We have discussed the EU Posted Workers Directive extensively over the past few months on the ReloTalent blog, including what to look out for, where to get the correct information and the potential penalties that lie in wait for those who ignore the requirements. But what actually is a posted worker? Who in your organisation is counted and needs to be declared? Why are some secondments outside of the scope, while other near-identical trips have extensive notification requirements?
By understanding the (seemingly) simple question of “who is a posted worker?”, all will be revealed.
The Posted Worker Directive defines a “posted worker” as:
“A person who, for a limited time, carries out his or her work in the territory of an EU Member State other than the state in which he or she normally works.”
At first sight, the definition appears to be pretty straight forward, but as you begin to look a little closer and apply the phrase to the different EU Member States, the simplicity rapidly disappears and leaves many with little more than confusion.
Although many professionals associate the term “posted workers” with individuals from generally lower-wage member states who are transferred to perform work in higher-wage member states, the term is clearly referring to a definition much broader than this. The “persons” referred to can include any individuals employed in the European Economic Area (EEA) state or Switzerland who are temporarily working in another country within the area. While due to EU freedom of movement principles, immigration and visa requirements might not apply posted worker requirements can (and likely will) still apply. So, although the individual may not require a work visa or permit, this does not exempt them from the various posted worker requirements. For example, Switzerland has chosen to apply posted worker notification requirements instead of work permits for postings of up to 90 days.
Note that a “person” does not necessarily have to be an EU/EEA citizen. If the individual works in one EEA member state and is temporarily working in another EEA state, then they qualify; the nationality of the worker is irrelevant.
“A limited time”
Currently, the posted worker directive sets an upper limit on the duration of a temporary work assignment to which the posted worker requirements apply of 12 months. However, this can be extended for another six months. Therefore, if the worker’s secondment to another EU member states is to last for more than 18 months, they are no longer classed as a “posted worker”.
However, the directive itself does not define a minimum threshold of assignment duration for a notification requirement for posted workers to be triggered. Unless a specific EEA member state establishes a clear minimum assignment length under which posted worker requirements do not apply, assignments even of a single day (or less) fall under the definition.
For example, the Irish authorities (and many others) have taken the position that since there is no clear minimum assignment length specified within the directive, all assignments or visits of under 18 months, even for only one day, can trigger their posted worker notification requirement.
“Carries out his or her work”
The directive specifically identifies three different types of secondments that are considered to be postings, and therefore are within the scope of the directive:
Workers travelling to client sites; and
Workers hired out by temporary employment agencies.
Please note, however, these three examples in no way limits the scope of the definition to these cases. There may be other assignments to which the posted worker requirements apply as well which do not neatly fit within these categories.

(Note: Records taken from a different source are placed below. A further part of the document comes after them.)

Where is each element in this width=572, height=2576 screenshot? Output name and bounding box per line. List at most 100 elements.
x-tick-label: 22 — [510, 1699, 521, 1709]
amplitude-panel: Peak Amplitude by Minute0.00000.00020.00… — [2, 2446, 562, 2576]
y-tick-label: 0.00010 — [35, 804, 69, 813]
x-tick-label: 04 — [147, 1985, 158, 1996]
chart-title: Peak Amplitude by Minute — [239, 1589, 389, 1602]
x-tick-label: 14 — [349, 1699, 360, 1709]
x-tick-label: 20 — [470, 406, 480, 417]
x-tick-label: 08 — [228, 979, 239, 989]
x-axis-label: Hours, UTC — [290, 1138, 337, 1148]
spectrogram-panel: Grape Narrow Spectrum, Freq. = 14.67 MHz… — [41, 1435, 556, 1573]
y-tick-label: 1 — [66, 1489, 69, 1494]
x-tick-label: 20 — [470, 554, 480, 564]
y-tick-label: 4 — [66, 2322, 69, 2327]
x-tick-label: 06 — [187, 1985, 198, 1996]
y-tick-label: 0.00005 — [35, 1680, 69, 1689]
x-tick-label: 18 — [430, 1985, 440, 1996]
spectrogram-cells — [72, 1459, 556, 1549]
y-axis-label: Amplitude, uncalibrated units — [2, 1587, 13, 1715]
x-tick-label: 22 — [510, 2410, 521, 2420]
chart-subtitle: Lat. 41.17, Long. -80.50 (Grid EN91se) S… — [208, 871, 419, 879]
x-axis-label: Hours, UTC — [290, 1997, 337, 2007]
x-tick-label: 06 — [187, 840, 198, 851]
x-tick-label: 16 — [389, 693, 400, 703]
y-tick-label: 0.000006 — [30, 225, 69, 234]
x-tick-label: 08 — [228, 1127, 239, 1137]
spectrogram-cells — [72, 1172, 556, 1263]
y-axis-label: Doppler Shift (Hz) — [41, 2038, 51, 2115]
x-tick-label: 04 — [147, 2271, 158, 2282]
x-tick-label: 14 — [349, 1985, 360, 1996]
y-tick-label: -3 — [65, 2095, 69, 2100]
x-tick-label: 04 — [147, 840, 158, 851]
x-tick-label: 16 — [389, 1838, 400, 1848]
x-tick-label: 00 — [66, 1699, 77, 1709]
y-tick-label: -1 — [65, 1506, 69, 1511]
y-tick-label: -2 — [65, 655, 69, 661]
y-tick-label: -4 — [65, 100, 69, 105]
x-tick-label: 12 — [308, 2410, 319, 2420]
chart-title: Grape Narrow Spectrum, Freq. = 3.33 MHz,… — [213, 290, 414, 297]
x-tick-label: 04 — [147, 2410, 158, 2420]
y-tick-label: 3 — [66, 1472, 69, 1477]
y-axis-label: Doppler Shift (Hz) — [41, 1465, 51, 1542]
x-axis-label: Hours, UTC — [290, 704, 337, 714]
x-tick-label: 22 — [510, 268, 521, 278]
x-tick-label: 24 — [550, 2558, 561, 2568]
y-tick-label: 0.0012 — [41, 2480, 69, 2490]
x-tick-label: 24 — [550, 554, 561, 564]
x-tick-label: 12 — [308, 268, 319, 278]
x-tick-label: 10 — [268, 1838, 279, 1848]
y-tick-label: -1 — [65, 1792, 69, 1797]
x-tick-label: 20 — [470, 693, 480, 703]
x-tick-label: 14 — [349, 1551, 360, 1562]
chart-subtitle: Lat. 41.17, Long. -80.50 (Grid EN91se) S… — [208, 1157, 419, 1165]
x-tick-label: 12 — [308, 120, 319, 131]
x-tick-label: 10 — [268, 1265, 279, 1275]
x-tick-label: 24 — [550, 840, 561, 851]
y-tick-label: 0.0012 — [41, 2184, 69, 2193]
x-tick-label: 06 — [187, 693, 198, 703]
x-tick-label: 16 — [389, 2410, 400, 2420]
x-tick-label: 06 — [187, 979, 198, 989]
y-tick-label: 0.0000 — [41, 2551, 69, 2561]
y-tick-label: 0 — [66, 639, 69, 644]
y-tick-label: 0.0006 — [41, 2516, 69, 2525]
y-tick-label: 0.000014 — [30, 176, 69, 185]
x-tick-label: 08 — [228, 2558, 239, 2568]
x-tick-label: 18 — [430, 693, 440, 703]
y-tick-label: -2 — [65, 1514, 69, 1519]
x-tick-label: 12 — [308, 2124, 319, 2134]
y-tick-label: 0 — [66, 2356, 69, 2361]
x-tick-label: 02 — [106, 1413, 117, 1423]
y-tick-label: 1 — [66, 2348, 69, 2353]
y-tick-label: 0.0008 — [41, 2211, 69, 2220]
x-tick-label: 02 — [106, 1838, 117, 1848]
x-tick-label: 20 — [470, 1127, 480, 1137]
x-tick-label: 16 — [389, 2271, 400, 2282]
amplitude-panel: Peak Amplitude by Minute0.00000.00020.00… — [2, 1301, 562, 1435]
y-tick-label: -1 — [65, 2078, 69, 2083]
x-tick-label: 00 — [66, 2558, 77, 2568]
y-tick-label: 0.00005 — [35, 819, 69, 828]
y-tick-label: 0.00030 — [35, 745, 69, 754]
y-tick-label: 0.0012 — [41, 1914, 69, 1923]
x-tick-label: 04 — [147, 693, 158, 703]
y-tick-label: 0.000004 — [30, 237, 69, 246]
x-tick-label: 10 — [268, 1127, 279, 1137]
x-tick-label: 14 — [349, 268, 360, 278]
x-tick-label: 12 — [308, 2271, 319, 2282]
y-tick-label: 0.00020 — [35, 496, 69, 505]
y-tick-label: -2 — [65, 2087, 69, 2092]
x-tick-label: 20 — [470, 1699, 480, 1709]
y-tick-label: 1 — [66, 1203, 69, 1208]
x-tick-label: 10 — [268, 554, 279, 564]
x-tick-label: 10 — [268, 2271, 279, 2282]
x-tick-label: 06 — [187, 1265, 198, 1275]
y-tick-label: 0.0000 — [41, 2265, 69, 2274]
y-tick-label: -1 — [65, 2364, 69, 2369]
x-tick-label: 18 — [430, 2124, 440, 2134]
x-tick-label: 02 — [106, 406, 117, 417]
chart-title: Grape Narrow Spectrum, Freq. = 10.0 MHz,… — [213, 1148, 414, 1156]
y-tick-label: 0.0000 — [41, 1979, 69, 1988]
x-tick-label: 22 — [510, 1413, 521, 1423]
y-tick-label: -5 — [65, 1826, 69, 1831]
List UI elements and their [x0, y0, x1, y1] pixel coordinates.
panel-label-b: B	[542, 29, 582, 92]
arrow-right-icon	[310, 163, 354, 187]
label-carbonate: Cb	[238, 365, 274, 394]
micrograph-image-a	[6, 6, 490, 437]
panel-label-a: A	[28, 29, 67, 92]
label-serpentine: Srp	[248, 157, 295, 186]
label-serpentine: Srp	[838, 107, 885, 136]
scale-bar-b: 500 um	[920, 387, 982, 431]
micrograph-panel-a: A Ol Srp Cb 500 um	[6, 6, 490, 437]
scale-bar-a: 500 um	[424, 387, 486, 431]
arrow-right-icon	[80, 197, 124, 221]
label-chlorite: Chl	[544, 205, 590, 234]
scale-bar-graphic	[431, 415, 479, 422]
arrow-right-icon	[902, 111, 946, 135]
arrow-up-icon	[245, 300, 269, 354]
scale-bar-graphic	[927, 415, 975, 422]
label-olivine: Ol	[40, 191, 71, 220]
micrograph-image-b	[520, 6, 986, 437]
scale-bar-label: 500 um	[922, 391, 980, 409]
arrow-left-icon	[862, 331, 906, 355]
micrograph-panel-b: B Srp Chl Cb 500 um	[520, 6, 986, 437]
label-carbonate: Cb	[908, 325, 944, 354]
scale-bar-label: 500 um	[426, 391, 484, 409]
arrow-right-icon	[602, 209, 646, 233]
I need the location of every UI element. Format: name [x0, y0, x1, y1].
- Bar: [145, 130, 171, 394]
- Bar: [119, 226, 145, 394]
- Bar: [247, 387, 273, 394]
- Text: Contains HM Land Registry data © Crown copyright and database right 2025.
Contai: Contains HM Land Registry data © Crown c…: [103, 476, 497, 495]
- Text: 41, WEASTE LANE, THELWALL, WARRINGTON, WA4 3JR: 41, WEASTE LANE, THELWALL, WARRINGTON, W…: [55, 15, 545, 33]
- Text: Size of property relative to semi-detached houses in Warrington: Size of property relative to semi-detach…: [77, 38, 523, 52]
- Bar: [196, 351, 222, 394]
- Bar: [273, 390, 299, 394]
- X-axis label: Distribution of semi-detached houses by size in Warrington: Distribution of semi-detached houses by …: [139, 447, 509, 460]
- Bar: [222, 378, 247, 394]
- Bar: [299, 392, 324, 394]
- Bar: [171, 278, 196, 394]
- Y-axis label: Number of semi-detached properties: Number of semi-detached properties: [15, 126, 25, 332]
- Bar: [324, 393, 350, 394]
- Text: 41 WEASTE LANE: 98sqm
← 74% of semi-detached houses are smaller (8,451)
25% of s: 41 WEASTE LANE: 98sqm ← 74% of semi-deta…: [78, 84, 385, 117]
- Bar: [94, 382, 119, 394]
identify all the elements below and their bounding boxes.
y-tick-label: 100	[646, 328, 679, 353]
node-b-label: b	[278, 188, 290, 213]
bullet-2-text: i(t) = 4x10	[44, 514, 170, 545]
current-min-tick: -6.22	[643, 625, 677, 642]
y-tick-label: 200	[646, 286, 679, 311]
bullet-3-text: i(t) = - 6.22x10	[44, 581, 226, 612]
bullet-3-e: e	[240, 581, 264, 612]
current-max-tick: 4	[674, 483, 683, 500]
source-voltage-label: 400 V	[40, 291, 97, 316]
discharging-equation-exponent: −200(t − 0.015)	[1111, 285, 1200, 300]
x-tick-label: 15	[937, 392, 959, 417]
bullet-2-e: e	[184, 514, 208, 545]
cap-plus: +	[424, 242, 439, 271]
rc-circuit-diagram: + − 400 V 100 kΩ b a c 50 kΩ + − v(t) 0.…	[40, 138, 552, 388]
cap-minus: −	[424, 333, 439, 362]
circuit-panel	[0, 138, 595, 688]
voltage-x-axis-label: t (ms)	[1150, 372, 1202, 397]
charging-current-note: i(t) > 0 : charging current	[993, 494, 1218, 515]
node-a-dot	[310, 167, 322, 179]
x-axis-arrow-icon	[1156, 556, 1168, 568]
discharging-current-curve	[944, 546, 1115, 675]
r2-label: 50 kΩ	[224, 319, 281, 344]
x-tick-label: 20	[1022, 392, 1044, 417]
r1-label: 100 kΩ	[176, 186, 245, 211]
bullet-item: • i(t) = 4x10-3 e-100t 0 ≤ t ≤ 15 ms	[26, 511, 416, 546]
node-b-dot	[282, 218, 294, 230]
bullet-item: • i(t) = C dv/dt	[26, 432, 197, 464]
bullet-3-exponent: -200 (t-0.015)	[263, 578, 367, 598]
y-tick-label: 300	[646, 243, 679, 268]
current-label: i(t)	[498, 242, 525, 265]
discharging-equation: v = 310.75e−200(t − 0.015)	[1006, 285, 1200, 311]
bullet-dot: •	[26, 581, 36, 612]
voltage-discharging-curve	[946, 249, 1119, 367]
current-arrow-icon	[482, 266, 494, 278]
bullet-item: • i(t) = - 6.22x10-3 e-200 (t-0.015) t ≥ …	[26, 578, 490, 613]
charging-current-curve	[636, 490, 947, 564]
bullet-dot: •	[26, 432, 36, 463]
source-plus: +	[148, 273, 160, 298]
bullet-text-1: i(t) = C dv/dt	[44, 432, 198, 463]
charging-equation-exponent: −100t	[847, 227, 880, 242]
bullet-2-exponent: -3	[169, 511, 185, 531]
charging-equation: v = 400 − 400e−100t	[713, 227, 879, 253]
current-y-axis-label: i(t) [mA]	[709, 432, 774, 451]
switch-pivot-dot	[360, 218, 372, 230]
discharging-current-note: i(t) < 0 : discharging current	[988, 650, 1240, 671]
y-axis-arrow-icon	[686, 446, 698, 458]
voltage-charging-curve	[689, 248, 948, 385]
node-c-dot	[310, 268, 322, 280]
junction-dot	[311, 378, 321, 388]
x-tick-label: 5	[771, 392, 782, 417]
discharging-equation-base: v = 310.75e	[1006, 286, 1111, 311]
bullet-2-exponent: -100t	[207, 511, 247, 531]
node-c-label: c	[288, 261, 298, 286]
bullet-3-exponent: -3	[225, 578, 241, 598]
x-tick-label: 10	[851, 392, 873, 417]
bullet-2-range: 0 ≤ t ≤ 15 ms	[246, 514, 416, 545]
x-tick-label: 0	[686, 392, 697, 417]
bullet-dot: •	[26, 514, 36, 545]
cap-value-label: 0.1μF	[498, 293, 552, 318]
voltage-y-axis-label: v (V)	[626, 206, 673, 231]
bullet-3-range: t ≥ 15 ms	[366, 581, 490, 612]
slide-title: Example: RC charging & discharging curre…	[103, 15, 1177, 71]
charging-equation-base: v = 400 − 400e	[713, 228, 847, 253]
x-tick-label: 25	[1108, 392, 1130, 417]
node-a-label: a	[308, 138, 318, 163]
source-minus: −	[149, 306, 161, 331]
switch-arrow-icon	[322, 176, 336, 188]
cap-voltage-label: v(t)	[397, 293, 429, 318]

It is important to be aware that the definitions of “work” and “business” and how they are applied across Europe can vary greatly. While common business meetings are generally considered to be more “business” than “work”, some authorities (e.g. Ireland) apply posted worker requirements to business meetings, even for visits as brief as a single day. More grey areas, such as providing a service in conjunction with pitching or selling a product are even more likely to result in confusion as to whether the posted worker requirements apply.
“In the territory of another EU member state”
The 27 EU members states plus EEA member Iceland and Switzerland are all covered by the posted worker requirements. This means that if the temporary assignment is to be completed in any of these countries, posted worker requirements can apply. It is also essential to note that although Norway does not apply a posted worker notification requirement, it does require a special tax registration to be completed by the host and sending entity for some postings from outside of Norway.
“Other than the state in which he or she normally works”
Originally, the posted worker directive was only created to cover individuals whose normal place of work is within the European Economic Area (EEA) or Switzerland. However, many of the adopting states have chosen to expand their requirements for posted worker notifications to include workers sent from any country in the world. For example, a worker normally employed in India and who is sent to work in France for three weeks may also be required to file a posted worker notification under the local rules.